Ratusan siswa SMP 1 Beji, Pasuruan yang pulang tour Bali bernasib kurang bagus. Mereka ditolak warga saat hendak diperiksa di rumah sakit terkait virus corona, sehingga diperiksa dalam bus.

Penolakan terjadi di RSUD Grati, Pasuruan. Warga sekitar rumah sakit tidak mengizinkan rombongan studi tour itu diperiksa di sana karena khawatir membawa virus corona. Akhirnya rombongan diarahkan ke rumah sakit lainnya di Pasuruan.

"Akhirnya rombongan diarahkan ke RSUD Bangil dan para siswa diperiksa di sana," kata Kepala SMP 1 Beji, Samsul Huda, Kamis (19/3/2020).
Namun menurut Samsul, saat tiba di RSUD Bangil, para siswa dan guru tidak diizinkan keluar bus. Sejumlah petugas kesehatan memasuki bus dan melakukan pemeriksaan satu per satu.

"Semua siswa dan guru dinyatakan sehat dan tak ada indikasi terjangkit corona.

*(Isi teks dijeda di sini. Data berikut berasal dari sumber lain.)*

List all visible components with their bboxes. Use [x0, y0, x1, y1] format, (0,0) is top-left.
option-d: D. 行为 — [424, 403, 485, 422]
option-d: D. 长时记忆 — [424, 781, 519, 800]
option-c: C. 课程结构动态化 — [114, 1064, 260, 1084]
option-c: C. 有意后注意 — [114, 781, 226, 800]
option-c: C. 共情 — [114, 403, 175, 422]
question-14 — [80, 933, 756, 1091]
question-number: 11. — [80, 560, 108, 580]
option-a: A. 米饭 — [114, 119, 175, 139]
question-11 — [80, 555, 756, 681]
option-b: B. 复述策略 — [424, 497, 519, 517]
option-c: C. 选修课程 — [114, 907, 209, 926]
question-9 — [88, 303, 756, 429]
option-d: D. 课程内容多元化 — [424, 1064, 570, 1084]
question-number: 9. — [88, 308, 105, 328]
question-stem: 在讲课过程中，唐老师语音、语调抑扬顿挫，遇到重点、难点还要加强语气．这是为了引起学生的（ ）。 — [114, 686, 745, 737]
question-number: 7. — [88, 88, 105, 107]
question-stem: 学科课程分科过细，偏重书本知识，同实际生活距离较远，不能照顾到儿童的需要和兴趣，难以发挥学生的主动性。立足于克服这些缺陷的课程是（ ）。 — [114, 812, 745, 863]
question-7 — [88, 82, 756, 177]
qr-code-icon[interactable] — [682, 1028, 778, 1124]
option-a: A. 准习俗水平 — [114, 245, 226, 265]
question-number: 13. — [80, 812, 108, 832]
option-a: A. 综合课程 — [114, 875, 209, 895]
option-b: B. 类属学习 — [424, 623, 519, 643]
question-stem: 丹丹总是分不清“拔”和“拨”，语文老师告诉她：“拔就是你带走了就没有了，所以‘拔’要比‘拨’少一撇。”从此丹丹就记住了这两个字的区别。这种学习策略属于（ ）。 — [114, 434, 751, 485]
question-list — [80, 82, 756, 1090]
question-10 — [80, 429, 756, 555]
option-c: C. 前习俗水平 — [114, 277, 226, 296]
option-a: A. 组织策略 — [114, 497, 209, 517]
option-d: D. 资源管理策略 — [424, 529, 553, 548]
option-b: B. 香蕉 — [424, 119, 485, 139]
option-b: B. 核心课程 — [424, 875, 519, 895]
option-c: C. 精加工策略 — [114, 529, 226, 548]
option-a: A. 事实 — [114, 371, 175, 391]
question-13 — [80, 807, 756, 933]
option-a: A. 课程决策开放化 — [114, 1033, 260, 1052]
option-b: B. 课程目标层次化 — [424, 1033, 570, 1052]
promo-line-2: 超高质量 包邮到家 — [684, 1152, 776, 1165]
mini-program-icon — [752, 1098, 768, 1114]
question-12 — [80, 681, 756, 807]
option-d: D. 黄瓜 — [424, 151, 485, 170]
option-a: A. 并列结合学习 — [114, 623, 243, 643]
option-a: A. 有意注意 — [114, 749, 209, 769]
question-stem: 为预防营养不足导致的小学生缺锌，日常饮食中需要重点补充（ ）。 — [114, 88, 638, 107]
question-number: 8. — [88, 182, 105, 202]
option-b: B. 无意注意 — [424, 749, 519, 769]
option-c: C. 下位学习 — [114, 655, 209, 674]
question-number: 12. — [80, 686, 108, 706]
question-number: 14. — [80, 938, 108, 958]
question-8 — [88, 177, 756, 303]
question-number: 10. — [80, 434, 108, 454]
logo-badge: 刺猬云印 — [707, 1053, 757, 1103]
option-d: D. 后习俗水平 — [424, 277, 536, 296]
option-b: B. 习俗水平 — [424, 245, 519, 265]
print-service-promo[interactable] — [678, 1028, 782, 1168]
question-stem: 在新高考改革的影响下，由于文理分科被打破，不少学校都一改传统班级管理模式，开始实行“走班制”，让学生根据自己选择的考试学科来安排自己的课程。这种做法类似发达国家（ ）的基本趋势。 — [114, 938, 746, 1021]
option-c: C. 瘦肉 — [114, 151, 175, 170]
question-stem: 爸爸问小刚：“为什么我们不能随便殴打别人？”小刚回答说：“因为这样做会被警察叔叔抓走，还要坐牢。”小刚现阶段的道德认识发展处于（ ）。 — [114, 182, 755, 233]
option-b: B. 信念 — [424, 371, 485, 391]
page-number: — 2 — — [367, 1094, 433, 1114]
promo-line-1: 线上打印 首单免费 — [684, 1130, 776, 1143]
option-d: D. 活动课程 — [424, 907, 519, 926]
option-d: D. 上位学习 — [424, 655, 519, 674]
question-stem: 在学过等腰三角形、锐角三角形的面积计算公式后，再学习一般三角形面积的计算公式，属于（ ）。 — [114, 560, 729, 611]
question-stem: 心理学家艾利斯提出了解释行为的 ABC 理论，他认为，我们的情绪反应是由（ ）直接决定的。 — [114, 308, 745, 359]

Tidak ada yang dilakukan perawatan di rumah sakit," terang Samsul.
Setelah pemeriksaan penumpang, bus kemudian diarahkan ke Lapangan Beji. Di lokasi ini, semua bus disemprot disinfektan.

"Subuh tadi, para siswa pulang ke rumah masing-masing," ujar Samsul.
Rombongan tour Bali merupakan siswa kelas 2 SMP 1 Beji. Mereka berangkat pada Senin (16/3). Tour tersebut, kata Samsul, sudah dijadwalkan sejak jauh hari.

Siswa menabung lama untuk kegiatan itu. Pihak sekolah mengaku menerima informasi bahwa pemkab meliburkan sekolah dan melarang sekolah melakukan tour, saat rombongan sudah berada di atas kapal hendak berlabuh di Pelabuhan Gilimanuk, Bali.